OHSWEKEN – The Six Nations Fall Fair has been one of the jewels in the Six Nations tourism crown for nearly a century and a half and in that time has brought millions of people to Six Nations for one of Ontario’s oldest Agricultural Fairs.
It has seen better times as attendance and operating capital have diminished drastically in the past decade or so and is in dire need of life support if it is going to reach its 150th year mark, next summer.
This year’s Fall Fair will be a trimmed down version due to financial issues making a usual full blown fair event impossible. But organizers are doing the best they can do with limited resources.
There has been very little pre-event hype and even less advertising to the point where many Six Nations residents themselves don’t seem to know that this year’s fair begins this Friday.

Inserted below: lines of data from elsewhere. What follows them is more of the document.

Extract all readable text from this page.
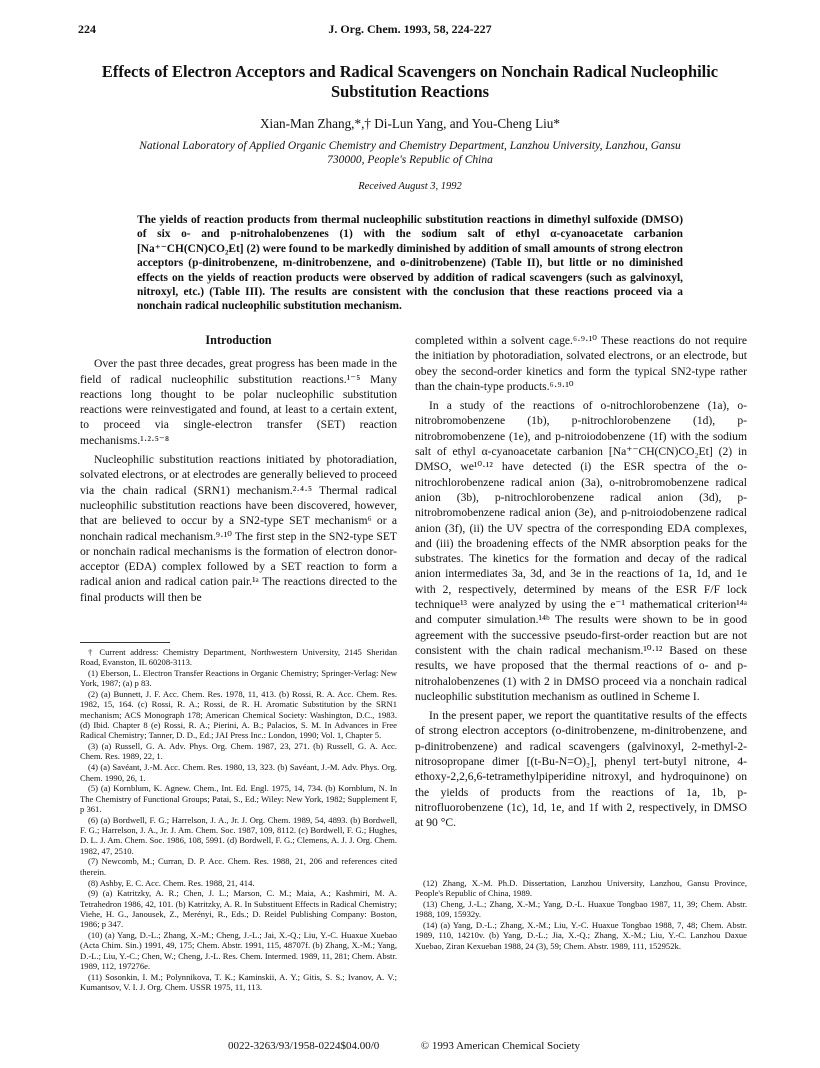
224	J. Org. Chem. 1993, 58, 224-227
Effects of Electron Acceptors and Radical Scavengers on Nonchain Radical Nucleophilic Substitution Reactions
Xian-Man Zhang,*,† Di-Lun Yang, and You-Cheng Liu*
National Laboratory of Applied Organic Chemistry and Chemistry Department, Lanzhou University, Lanzhou, Gansu 730000, People's Republic of China
Received August 3, 1992
The yields of reaction products from thermal nucleophilic substitution reactions in dimethyl sulfoxide (DMSO) of six o- and p-nitrohalobenzenes (1) with the sodium salt of ethyl α-cyanoacetate carbanion [Na⁺⁻CH(CN)CO₂Et] (2) were found to be markedly diminished by addition of small amounts of strong electron acceptors (p-dinitrobenzene, m-dinitrobenzene, and o-dinitrobenzene) (Table II), but little or no diminished effects on the yields of reaction products were observed by addition of radical scavengers (such as galvinoxyl, nitroxyl, etc.) (Table III). The results are consistent with the conclusion that these reactions proceed via a nonchain radical nucleophilic substitution mechanism.
Introduction

Over the past three decades, great progress has been made in the field of radical nucleophilic substitution reactions.¹⁻⁵ Many reactions long thought to be polar nucleophilic substitution reactions were reinvestigated and found, at least to a certain extent, to proceed via single-electron transfer (SET) reaction mechanisms.¹·²·⁵⁻⁸

Nucleophilic substitution reactions initiated by photoradiation, solvated electrons, or at electrodes are generally believed to proceed via the chain radical (SRN1) mechanism.²·⁴·⁵ Thermal radical nucleophilic substitution reactions have been discovered, however, that are believed to occur by a SN2-type SET mechanism⁶ or a nonchain radical mechanism.⁹·¹⁰ The first step in the SN2-type SET or nonchain radical mechanisms is the formation of electron donor-acceptor (EDA) complex followed by a SET reaction to form a radical anion and radical cation pair.¹ᵃ The reactions directed to the final products will then be

completed within a solvent cage.⁶·⁹·¹⁰ These reactions do not require the initiation by photoradiation, solvated electrons, or an electrode, but obey the second-order kinetics and form the typical SN2-type rather than the chain-type products.⁶·⁹·¹⁰

In a study of the reactions of o-nitrochlorobenzene (1a), o-nitrobromobenzene (1b), p-nitrochlorobenzene (1d), p-nitrobromobenzene (1e), and p-nitroiodobenzene (1f) with the sodium salt of ethyl α-cyanoacetate carbanion [Na⁺⁻CH(CN)CO₂Et] (2) in DMSO, we¹⁰·¹² have detected (i) the ESR spectra of the o-nitrochlorobenzene radical anion (3a), o-nitrobromobenzene radical anion (3b), p-nitrochlorobenzene radical anion (3d), p-nitrobromobenzene radical anion (3e), and p-nitroiodobenzene radical anion (3f), (ii) the UV spectra of the corresponding EDA complexes, and (iii) the broadening effects of the NMR absorption peaks for the substrates. The kinetics for the formation and decay of the radical anion intermediates 3a, 3d, and 3e in the reactions of 1a, 1d, and 1e with 2, respectively, determined by means of the ESR F/F lock technique¹³ were analyzed by using the e⁻¹ mathematical criterion¹⁴ᵃ and computer simulation.¹⁴ᵇ The results were shown to be in good agreement with the successive pseudo-first-order reaction but are not consistent with the chain radical mechanism.¹⁰·¹² Based on these results, we have proposed that the thermal reactions of o- and p-nitrohalobenzenes (1) with 2 in DMSO proceed via a nonchain radical nucleophilic substitution mechanism as outlined in Scheme I.

In the present paper, we report the quantitative results of the effects of strong electron acceptors (o-dinitrobenzene, m-dinitrobenzene, and p-dinitrobenzene) and radical scavengers (galvinoxyl, 2-methyl-2-nitrosopropane dimer [(t-Bu-N=O)₂], phenyl tert-butyl nitrone, 4-ethoxy-2,2,6,6-tetramethylpiperidine nitroxyl, and hydroquinone) on the yields of products from the reactions of 1a, 1b, p-nitrofluorobenzene (1c), 1d, 1e, and 1f with 2, respectively, in DMSO at 90 °C.

† Current address: Chemistry Department, Northwestern University, 2145 Sheridan Road, Evanston, IL 60208-3113.

(1) Eberson, L. Electron Transfer Reactions in Organic Chemistry; Springer-Verlag: New York, 1987; (a) p 83.

(2) (a) Bunnett, J. F. Acc. Chem. Res. 1978, 11, 413. (b) Rossi, R. A. Acc. Chem. Res. 1982, 15, 164. (c) Rossi, R. A.; Rossi, de R. H. Aromatic Substitution by the SRN1 mechanism; ACS Monograph 178; American Chemical Society: Washington, D.C., 1983. (d) Ibid. Chapter 8 (e) Rossi, R. A.; Pierini, A. B.; Palacios, S. M. In Advances in Free Radical Chemistry; Tanner, D. D., Ed.; JAI Press Inc.: London, 1990; Vol. 1, Chapter 5.

(3) (a) Russell, G. A. Adv. Phys. Org. Chem. 1987, 23, 271. (b) Russell, G. A. Acc. Chem. Res. 1989, 22, 1.

(4) (a) Savéant, J.-M. Acc. Chem. Res. 1980, 13, 323. (b) Savéant, J.-M. Adv. Phys. Org. Chem. 1990, 26, 1.

(5) (a) Kornblum, K. Agnew. Chem., Int. Ed. Engl. 1975, 14, 734. (b) Kornblum, N. In The Chemistry of Functional Groups; Patai, S., Ed.; Wiley: New York, 1982; Supplement F, p 361.

(6) (a) Bordwell, F. G.; Harrelson, J. A., Jr. J. Org. Chem. 1989, 54, 4893. (b) Bordwell, F. G.; Harrelson, J. A., Jr. J. Am. Chem. Soc. 1987, 109, 8112. (c) Bordwell, F. G.; Hughes, D. L. J. Am. Chem. Soc. 1986, 108, 5991. (d) Bordwell, F. G.; Clemens, A. J. J. Org. Chem. 1982, 47, 2510.

(7) Newcomb, M.; Curran, D. P. Acc. Chem. Res. 1988, 21, 206 and references cited therein.

(8) Ashby, E. C. Acc. Chem. Res. 1988, 21, 414.

(9) (a) Katritzky, A. R.; Chen, J. L.; Marson, C. M.; Maia, A.; Kashmiri, M. A. Tetrahedron 1986, 42, 101. (b) Katritzky, A. R. In Substituent Effects in Radical Chemistry; Viehe, H. G., Janousek, Z., Merényi, R., Eds.; D. Reidel Publishing Company: Boston, 1986; p 347.

(10) (a) Yang, D.-L.; Zhang, X.-M.; Cheng, J.-L.; Jai, X.-Q.; Liu, Y.-C. Huaxue Xuebao (Acta Chim. Sin.) 1991, 49, 175; Chem. Abstr. 1991, 115, 48707f. (b) Zhang, X.-M.; Yang, D.-L.; Liu, Y.-C.; Chen, W.; Cheng, J.-L. Res. Chem. Intermed. 1989, 11, 281; Chem. Abstr. 1989, 112, 197276e.

(11) Sosonkin, I. M.; Polynnikova, T. K.; Kaminskii, A. Y.; Gitis, S. S.; Ivanov, A. V.; Kumantsov, V. I. J. Org. Chem. USSR 1975, 11, 113.

(12) Zhang, X.-M. Ph.D. Dissertation, Lanzhou University, Lanzhou, Gansu Province, People's Republic of China, 1989.

(13) Cheng, J.-L.; Zhang, X.-M.; Yang, D.-L. Huaxue Tongbao 1987, 11, 39; Chem. Abstr. 1988, 109, 15932y.

(14) (a) Yang, D.-L.; Zhang, X.-M.; Liu, Y.-C. Huaxue Tongbao 1988, 7, 48; Chem. Abstr. 1989, 110, 14210v. (b) Yang, D.-L.; Jia, X.-Q.; Zhang, X.-M.; Liu, Y.-C. Lanzhou Daxue Xuebao, Ziran Kexueban 1988, 24 (3), 59; Chem. Abstr. 1989, 111, 152952k.

0022-3263/93/1958-0224$04.00/0	© 1993 American Chemical Society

The annual Six Nations Pageant is another former highlight of Six Nations that at one time brought busloads of people from as far away as Europe and Asia as a destination vacation choice.
Attempts to locate and speak to anyone from this year’s fair board have been fruitless. There are no posters up, no ads in the local media, and virtually no excitement on the street this year.
Bread and Cheese Day — or Victoria Day as Canadians celebrate it — has survived as the biggest day of the year for Six Nations residents and families as a kind of Home Coming event.
In more recent times things like the Grand River Champion of Champions Pow Wow, Solidarity Day, Veterans Day and other large annual community events have taken the lion’s share of the attention.
Although trimmed, there will still be a full card of events this year including the annual baby show, pageant, demolition derby, school exhibits, grandstand show, midway, entertainment, Native crafts, food booths, commercial exhibits, chariot races, amateur harness racing, petting zoo, classic car show, tractor pull, ball tournament and cultural expo.